Bab Touma – Damascus

At the same time, the Islamic State group, though territorially defeated, has not disappeared. Its shift toward insurgency mirrors patterns seen in Iraq after 2011, where periods of instability enabled its resurgence. Syria’s current conditions could provide similar openings.

Economy on the Brink

If the military and security risks are concerning, the economic situation is far more immediate. The Syrian pound has collapsed from around 50 to the dollar in 2011 to well over 10,000 today. Inflation has surged into triple digits. For ordinary Syrians, this translates into a daily struggle to afford food, fuel, and basic necessities.

Rising global energy prices, driven in part by regional instability, have compounded the crisis. As a fuel-importing country, Syria is acutely exposed. Shortages disrupt transportation, agriculture, and electricity generation. The result is a cascading economic paralysis that resembles Lebanon’s post-2019 collapse, though without even the limited financial buffers Beirut once had.

This economic stress feeds directly into the humanitarian crisis. More than half the population depends on aid, while over 12 million people face food insecurity. Meanwhile, declining international funding threatens to widen the gap between needs and available resources. In this respect, Syria increasingly resembles Lebanon: not a sudden catastrophe, but a slow-burning emergency driven by overlapping pressures.

A Slow-Burning Crisis

What makes the situation particularly dangerous is not the likelihood of a single decisive event, but the accumulation of risks. A cross-border strike could trigger retaliation as Israeli airstrikes on Iranian-linked targets in Syria, for example, have repeatedly been followed by proxy or indirect retaliation, raising the risk of a broader confrontation.

Economic decline could spark unrest because Syria’s ongoing economic collapse, marked by currency depreciation and subsidy cuts, has already triggered protests in areas like Suwayda, where demonstrations in 2023–2024 reflected how economic pressure can quickly translate into political dissent.

Syrians attend the Made in Syria shopping festival, organized by the Damascus and Reef Dimashq Chambers of Commerce, at Jasmine Sports City in Damascus, 5/12/2025 (Syrian Arab News Agency)

A localized security incident could reignite sectarian tensions; clashes in northeastern Syria involving Kurdish-led forces such as the Syrian Democratic Forces and Arab tribal groups have shown how isolated incidents can inflame ethnic and sectarian divisions, particularly in fragile regions like Deir Ezzor. Each scenario is manageable in isolation; together, they form a volatile system.

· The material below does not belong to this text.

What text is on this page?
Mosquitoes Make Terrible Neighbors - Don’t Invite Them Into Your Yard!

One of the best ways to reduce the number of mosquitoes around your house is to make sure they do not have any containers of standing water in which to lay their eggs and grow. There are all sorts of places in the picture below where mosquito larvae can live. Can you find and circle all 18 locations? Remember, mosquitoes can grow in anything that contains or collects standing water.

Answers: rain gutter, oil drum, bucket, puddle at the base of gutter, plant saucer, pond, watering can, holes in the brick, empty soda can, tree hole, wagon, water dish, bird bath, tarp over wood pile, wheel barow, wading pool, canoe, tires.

Opportunities Amidst Risks

There are, in theory, opportunities. Disruptions to maritime trade in the Strait of Hormuz and potentially in the Red Sea off the coast of Yemen have renewed interest in overland routes linking the Gulf to Europe. Syria’s geography could position it as a transit corridor. But such prospects remain largely hypothetical. Infrastructure is damaged, investment is scarce, and political risk remains high. Without meaningful reform and stability, these opportunities will not materialize.

Syria today is caught in a paradox. It is no longer at the center of regional war, yet it cannot escape its gravity. Neutrality offers some protection, but not immunity.

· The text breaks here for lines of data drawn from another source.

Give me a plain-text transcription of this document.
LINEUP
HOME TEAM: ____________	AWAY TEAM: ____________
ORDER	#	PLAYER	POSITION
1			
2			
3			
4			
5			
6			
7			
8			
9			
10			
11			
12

The real danger is not sudden collapse, but gradual erosion. Each external shock, military, economic, or political, chips away at an already fragile state. Over time, this slow pressure may prove more destabilizing than open conflict.

The question is not whether Syria can avoid war in the short term. It is whether it can withstand the pressures of a war unfolding all around it.

For now, the country remains on the edge, neither fully at war, nor truly at peace.